Regardons d’abord du coté éducationnel, où, dans la majorité des manuels scolaires et la plupart des méthodologies d’enseignement, y compris celles appliquées par une majorité de maîtresses d’écoles, la femme tient le second rôle. Pour une leçon de grammaire par exemple, le texte cite le père et le fils qui partent à la mosquée pendant que la maman et la fille préparent à manger en cuisine. C’est une leçon de grammaire où l’on peut bien donner l’exemple avec d’autres situations de la vie moins marquantes, car l’apprenant est une éponge qui retient, chemin faisant, la place de chacun dans la société. Une fable décrivant des personnages animaliers dans la forêt aurait de meilleurs résultats à la fois sur l’acquisition de la grammaire, la stimulation de l’imagination de l’enfant et la largesse du champ lexical. Mais voilà, c’est ainsi pour le moment et je me désole de l’absence d’une volonté politique ferme.

Venant ensuite à la conception des lois, dont les amendements et les applications posent  un réel problème. Le Maroc n’a toujours pas de loi réprimant clairement le harcèlement des femmes dans l’espace public, et ce n’est pas prêt de changer demain. Pour l’IVG, il a fallu, comme lors du projet de la « Moudawana », l’arbitrage de Sa Majesté le Roi.
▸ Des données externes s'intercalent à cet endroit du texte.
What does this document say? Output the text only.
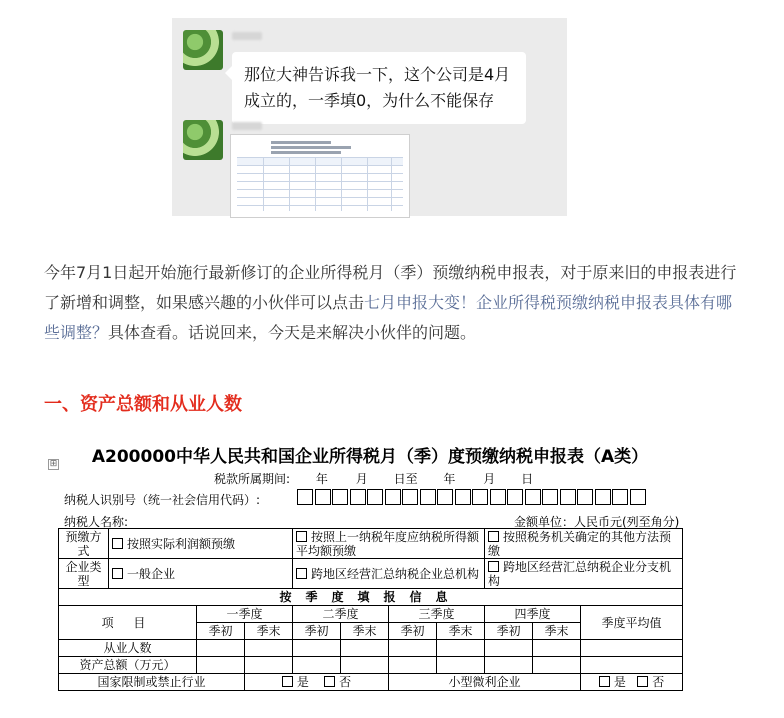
那位大神告诉我一下，这个公司是4月成立的，一季填0，为什么不能保存

今年7月1日起开始施行最新修订的企业所得税月（季）预缴纳税申报表，对于原来旧的申报表进行了新增和调整，如果感兴趣的小伙伴可以点击七月申报大变！企业所得税预缴纳税申报表具体有哪些调整？具体查看。话说回来，今天是来解决小伙伴的问题。

一、资产总额和从业人数
⊞	A200000中华人民共和国企业所得税月（季）度预缴纳税申报表（A类）
税款所属期间: 年 月 日至 年 月 日
纳税人识别号（统一社会信用代码）:
纳税人名称:	金额单位：人民币元(列至角分)
预缴方式	按照实际利润额预缴			按照上一纳税年度应纳税所得额平均额预缴				按照税务机关确定的其他方法预缴		
企业类型	一般企业			跨地区经营汇总纳税企业总机构				跨地区经营汇总纳税企业分支机构		
按季度填报信息										
项 目		一季度		二季度		三季度		四季度		季度平均值
		季初	季末	季初	季末	季初	季末	季初	季末	
从业人数										
资产总额（万元）										
国家限制或禁止行业			是 否			小型微利企业				是 否
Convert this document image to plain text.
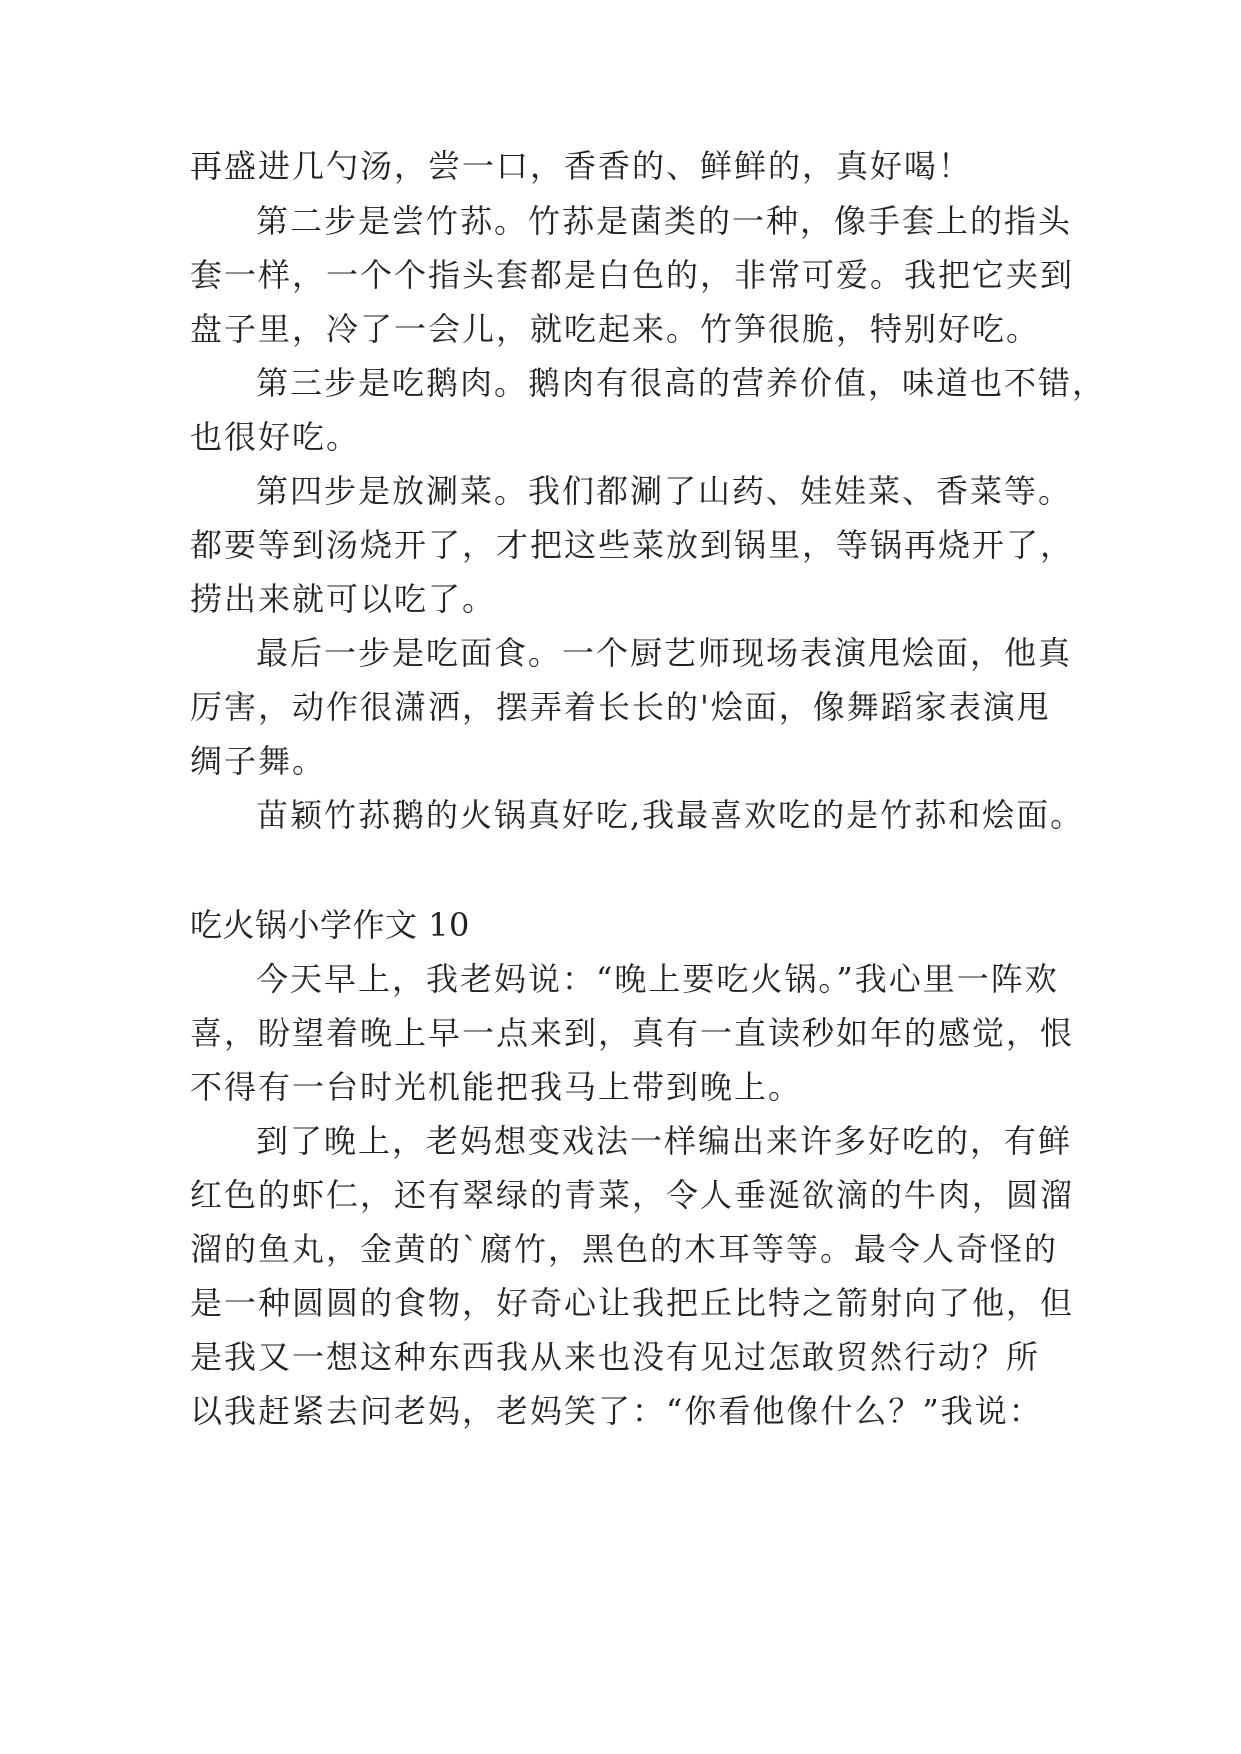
再盛进几勺汤，尝一口，香香的、鲜鲜的，真好喝！
第二步是尝竹荪。竹荪是菌类的一种，像手套上的指头
套一样，一个个指头套都是白色的，非常可爱。我把它夹到
盘子里，冷了一会儿，就吃起来。竹笋很脆，特别好吃。
第三步是吃鹅肉。鹅肉有很高的营养价值，味道也不错，
也很好吃。
第四步是放涮菜。我们都涮了山药、娃娃菜、香菜等。
都要等到汤烧开了，才把这些菜放到锅里，等锅再烧开了，
捞出来就可以吃了。
最后一步是吃面食。一个厨艺师现场表演甩烩面，他真
厉害，动作很潇洒，摆弄着长长的'烩面，像舞蹈家表演甩
绸子舞。
苗颖竹荪鹅的火锅真好吃,我最喜欢吃的是竹荪和烩面。
吃火锅小学作文 10
今天早上，我老妈说：“晚上要吃火锅。”我心里一阵欢
喜，盼望着晚上早一点来到，真有一直读秒如年的感觉，恨
不得有一台时光机能把我马上带到晚上。
到了晚上，老妈想变戏法一样编出来许多好吃的，有鲜
红色的虾仁，还有翠绿的青菜，令人垂涎欲滴的牛肉，圆溜
溜的鱼丸，金黄的`腐竹，黑色的木耳等等。最令人奇怪的
是一种圆圆的食物，好奇心让我把丘比特之箭射向了他，但
是我又一想这种东西我从来也没有见过怎敢贸然行动？所
以我赶紧去问老妈，老妈笑了：“你看他像什么？”我说：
Ce fut le cas également pour la promulgation des lois autorisant la mère à donner son nom de famille à son enfant ou faire hériter la petite fille de son grand-père.

Je pense que beaucoup de nos lois sont anticonstitutionnelles etdoivent être repensées afin d’initier un changement, ce pourquoi on plaide, entre autres, au sein du mouvement « Changer ».

« Beaucoup de nos lois sont anticonstitutionnelles et doivent être repensées afin d’initier un changement  le harcèlement ou le viol doivent être considérés beaucoup plus graves que les autres types de crime »

L’urgence n’étant plus de défendre la femme marocaine mais de la protéger !  En effet, la tâche  devient celle de survie plutôt que de progrès. Les sociétés des pays du nord de l’Europe doivent leurs belles évolutions principalement à l’éducation et la place donnée à la femme dans leur structure sociale. Des pays d’Amérique latine ont érigé des lois sévèrement favorables à la femme. Malheureusement, ce qui est encore applaudi sous nos cieux est déjà combattu sévèrement ailleurs. Pour ainsi dire que le harcèlement ou le viol doivent être considérés plus graves que les autres types de crime.